Cystic fibrosis is an optimal disease for gene therapy. It’s a single gene disorder which is autosomal and recessive. The protein associated with the disease, CFTR, is extremely well-characterised with a plethora of studies investigating it. It’s a channel for anions including chloride and bicarbonate; losing this channel leads to cystic fibrosis. The protein is expressed in many organs that have a secretary epithelium, but the highest morbidity is when the disease affects the lung.
Of the many mutations that cause cystic fibrosis, approximately 10% will cause a complete loss of the CFTR protein. It’s this patient group, over 1000 people in the UK alone, that Hart’s group are targeting with their therapy. The team have developed an in house nanoparticle delivery system in order to target cells that are supposed to express CFTR with gene therapy.
There are many challenges with delivering gene therapies to the lung. Inhaled therapies are limited by shearing forces which affect the nanoparticles. While in the lung, the respiratory epithelium does a good job at quenching the lung of contaminants, which includes therapeutic nanoparticles. Furthermore, cystic fibrosis in the lung is characterised by thick sticky mucus which adds another barrier.
After that, nanoparticles also need to navigate the cilia, periciliary liquid, and tethered mucins. Once in the right location, the particles also need to find and affect the CFTR-expressing cells. Unfortunately, this is difficult as the main sites of CFTR expression are very rare cell type called ionocytes and not the abundant ciliated cells.
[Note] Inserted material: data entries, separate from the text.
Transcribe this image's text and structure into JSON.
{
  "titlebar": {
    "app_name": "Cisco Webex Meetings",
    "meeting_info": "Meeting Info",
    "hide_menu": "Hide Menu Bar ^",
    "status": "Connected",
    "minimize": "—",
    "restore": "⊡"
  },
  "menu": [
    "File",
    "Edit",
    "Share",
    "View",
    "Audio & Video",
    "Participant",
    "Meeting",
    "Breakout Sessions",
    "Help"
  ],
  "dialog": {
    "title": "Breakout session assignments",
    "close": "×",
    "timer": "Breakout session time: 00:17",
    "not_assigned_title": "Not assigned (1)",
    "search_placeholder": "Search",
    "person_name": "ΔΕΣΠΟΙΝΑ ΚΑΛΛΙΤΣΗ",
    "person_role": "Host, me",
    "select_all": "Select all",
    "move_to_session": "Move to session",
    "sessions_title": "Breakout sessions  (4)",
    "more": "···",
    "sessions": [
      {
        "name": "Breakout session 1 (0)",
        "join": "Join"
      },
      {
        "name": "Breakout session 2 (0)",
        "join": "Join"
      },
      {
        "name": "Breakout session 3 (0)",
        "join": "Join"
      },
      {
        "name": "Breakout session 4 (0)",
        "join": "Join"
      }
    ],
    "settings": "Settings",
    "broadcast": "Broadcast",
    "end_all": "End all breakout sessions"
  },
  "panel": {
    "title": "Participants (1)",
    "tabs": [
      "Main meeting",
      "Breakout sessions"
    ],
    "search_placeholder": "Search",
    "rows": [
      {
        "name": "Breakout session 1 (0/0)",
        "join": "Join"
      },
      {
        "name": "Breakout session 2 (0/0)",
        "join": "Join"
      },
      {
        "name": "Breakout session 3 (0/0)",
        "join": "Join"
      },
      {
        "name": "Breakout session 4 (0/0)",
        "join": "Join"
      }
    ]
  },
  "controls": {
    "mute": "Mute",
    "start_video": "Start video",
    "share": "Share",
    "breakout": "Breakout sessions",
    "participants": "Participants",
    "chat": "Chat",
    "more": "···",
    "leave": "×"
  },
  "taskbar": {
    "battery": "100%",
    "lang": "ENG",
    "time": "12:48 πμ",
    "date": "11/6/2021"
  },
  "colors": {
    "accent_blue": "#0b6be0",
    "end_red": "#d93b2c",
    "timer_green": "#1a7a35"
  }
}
Their in-house lipid and peptide-based system is used to deliver RNA or RNP-based gene therapies. These nanoparticles are designed to overcome delivery challenges, such as endosomal barriers, and efficiently package therapeutic molecules like Cas9, which in this case uses RNP delivery.
Hart's group’s gene editing strategy involves using two guide RNAs to target specific intronic regions and excise mutations in the CFTR gene. This approach has been demonstrated to correct splicing and produce functional CFTR protein in primary cells, showing potential for therapeutic applications.
The research aims to assess in vivo efficacy using transgenic models and improve nanoparticle delivery efficiency. Hart's team is working on further characterising the edited cells and exploring the potential of their nanoparticles in animal models.